L’obiezione dell’amico socialista – o comunista – è sempre la stessa: la libera determinazione delle forze di mercato aumenta le disuguaglianze nella società. L’intervento dello stato è necessario per redistribuire la ricchezza, altrimenti fortuna di pochi se dovessimo applicare le politiche classiche del laissez-faire.
Chi si è avvicinato – come chi scrive – in età molto giovane alla politica, non può non aver sentito questo ritornello almeno una volta. Da un’egemonia culturale gramsciana siamo passati ad una vera e propria egemonia dell’intervento pubblico in economia, la cui forma più insidiosa rimane – a mio avviso – la centralizzazione a livello europeo.
La grandissima parte del palcoscenico politico della Prima Repubblica ci ha raccontato che il liberismo ha contribuito all’ascesa di fascismo e nazismo, che i due conflitti mondiali sono stati la conseguenza delle politiche liberali. Perfino alcuni padri costituenti – fra tutti Palmiro Togliatti e Gustavo Ghidini – parlavano dell’insostenibilità della concezione di libera concorrenza e di libera iniziativa in materia economica. Questo perché senza l’intervento dello stato – per i socialisti ripudiato dal pensiero liberista – il sistema economico andrebbe alla sbando.
Ma siamo proprio sicuri che il liberismo rifiuti in modo totale, ideologico, l’intervento pubblico? La risposta è no, ed il perché ce lo spiega uno dei padri del liberismo stesso: Adam Smith.
Smith, nel suo “La Ricchezza delle Nazioni”, non ignorava il potere statale, al contrario – checché se ne dica – gli attribuiva tre compiti fondamentali: la difesa dei confini nazionali, la garanzia della proprietà privata con la magistratura civile e, infine, la costruzione di tutte quelle opere pubbliche che il privato, autonomamente, non sarebbe stato in grado di realizzare. Riguardo quest’ultima funzione, lo Stato deve occuparsi della creazione di istituzioni garanti del libero commercio e del diritto all’istruzione per tutti i cittadini, con particolare attenzione alle fasce più giovani della popolazione.
Insomma, già nel 1776, anche il “cattivo” liberista Adam Smith sosteneva l’intervento pubblico in determinati settori e il ricorso alla spesa pubblica per la realizzazione di infrastrutture.
Come ha ricordato Nicola Porro, Smith detiene un record: “È forse il filosofo e l’economista liberale più conosciuto e meno letto che esista.” Questa frase, nella sua semplicità, raccoglie tanti anni di dibattiti superficiali sul liberismo, attribuendogli le colpe più gravi del secolo precedente e limitandolo semplicemente al concetto della “mano invisibile”.

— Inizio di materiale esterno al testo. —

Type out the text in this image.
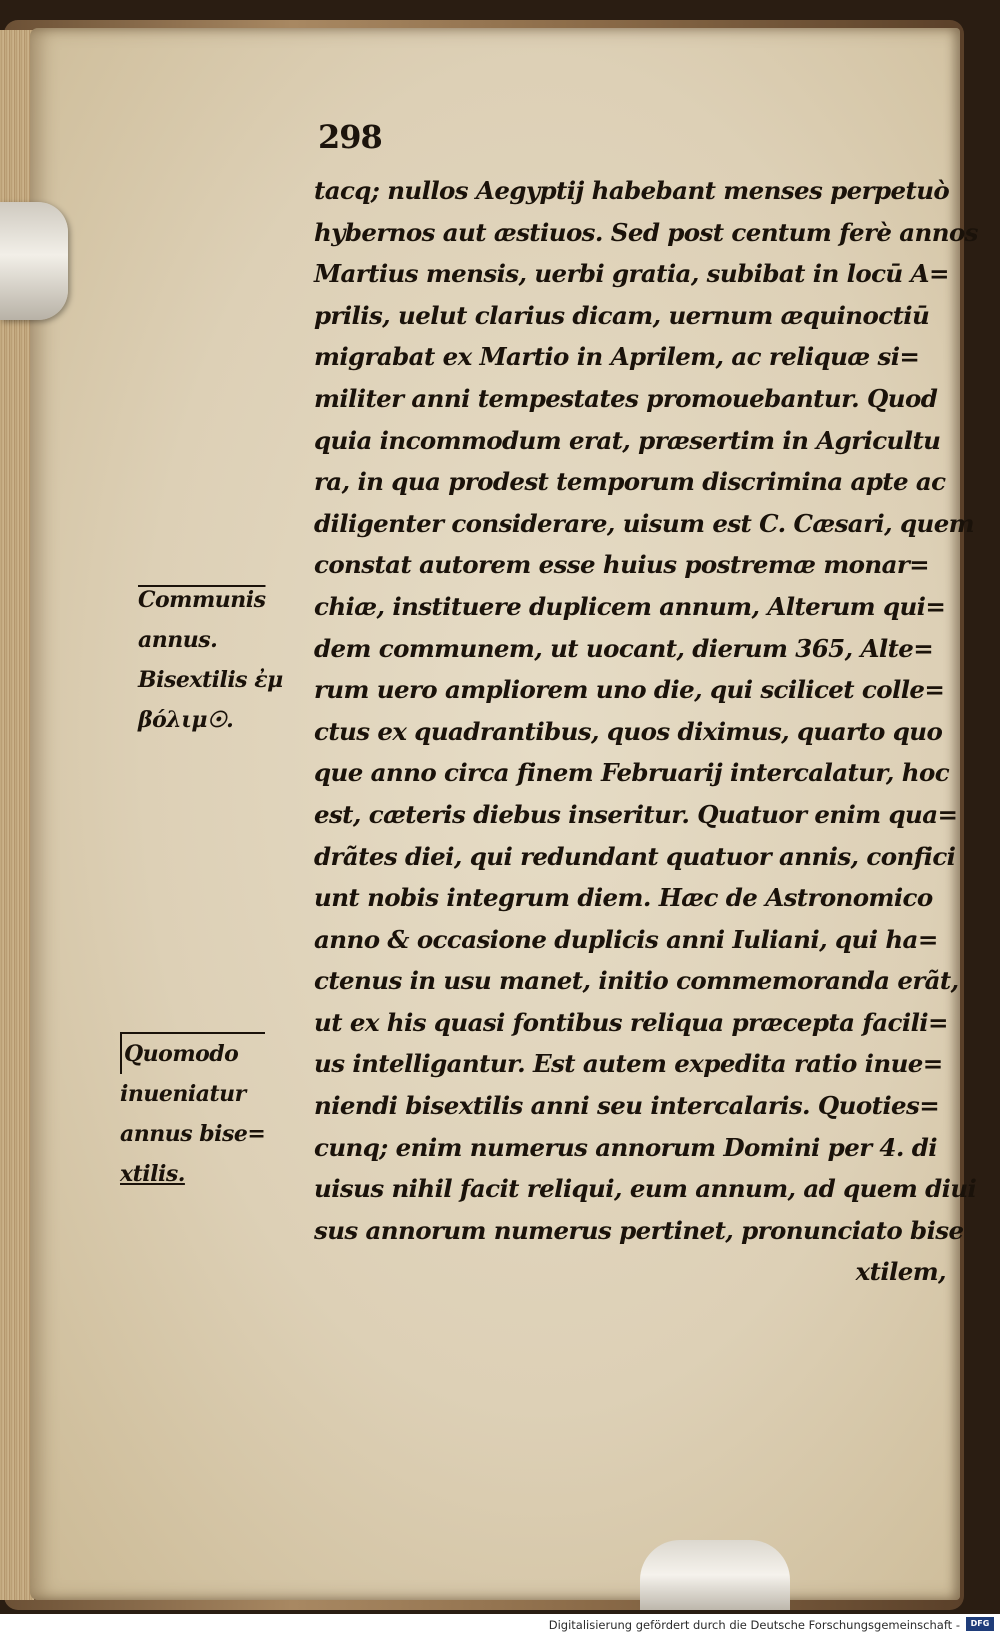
298
tacq; nullos Aegyptij habebant menses perpetuò
hybernos aut æstiuos. Sed post centum ferè annos
Martius mensis, uerbi gratia, subibat in locū A=
prilis, uelut clarius dicam, uernum æquinoctiū
migrabat ex Martio in Aprilem, ac reliquæ si=
militer anni tempestates promouebantur. Quod
quia incommodum erat, præsertim in Agricultu
ra, in qua prodest temporum discrimina apte ac
diligenter considerare, uisum est C. Cæsari, quem
constat autorem esse huius postremæ monar=
chiæ, instituere duplicem annum, Alterum qui=
dem communem, ut uocant, dierum 365, Alte=
rum uero ampliorem uno die, qui scilicet colle=
ctus ex quadrantibus, quos diximus, quarto quo
que anno circa finem Februarij intercalatur, hoc
est, cæteris diebus inseritur. Quatuor enim qua=
drãtes diei, qui redundant quatuor annis, confici
unt nobis integrum diem. Hæc de Astronomico
anno & occasione duplicis anni Iuliani, qui ha=
ctenus in usu manet, initio commemoranda erãt,
ut ex his quasi fontibus reliqua præcepta facili=
us intelligantur. Est autem expedita ratio inue=
niendi bisextilis anni seu intercalaris. Quoties=
cunq; enim numerus annorum Domini per 4. di
uisus nihil facit reliqui, eum annum, ad quem diui
sus annorum numerus pertinet, pronunciato bise
xtilem,
Communis
annus.
Bisextilis ἐμ
βόλιμ☉.
Quomodo
inueniatur
annus bise=
xtilis.
Digitalisierung gefördert durch die Deutsche Forschungsgemeinschaft -	DFG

In realtà, è molto di più. È un pensiero economico che parte da Adam Smith, confluisce nel libertarismo di Ayn Rand, passa per la scuola austriaca di Hayek e Mises, per poi arrivare alla scuola di Chicago di Milton Friedman.
Sia chiaro: il liberismo si oppone alla pianificazione ed alla programmazione dell’economica, non ai suoi controlli. Un mercato senza controlli non può esistere ma, allo stesso tempo, una pianificazione socialista dell’economia – come la storia dimostra – ha sempre portato a tragici risultati.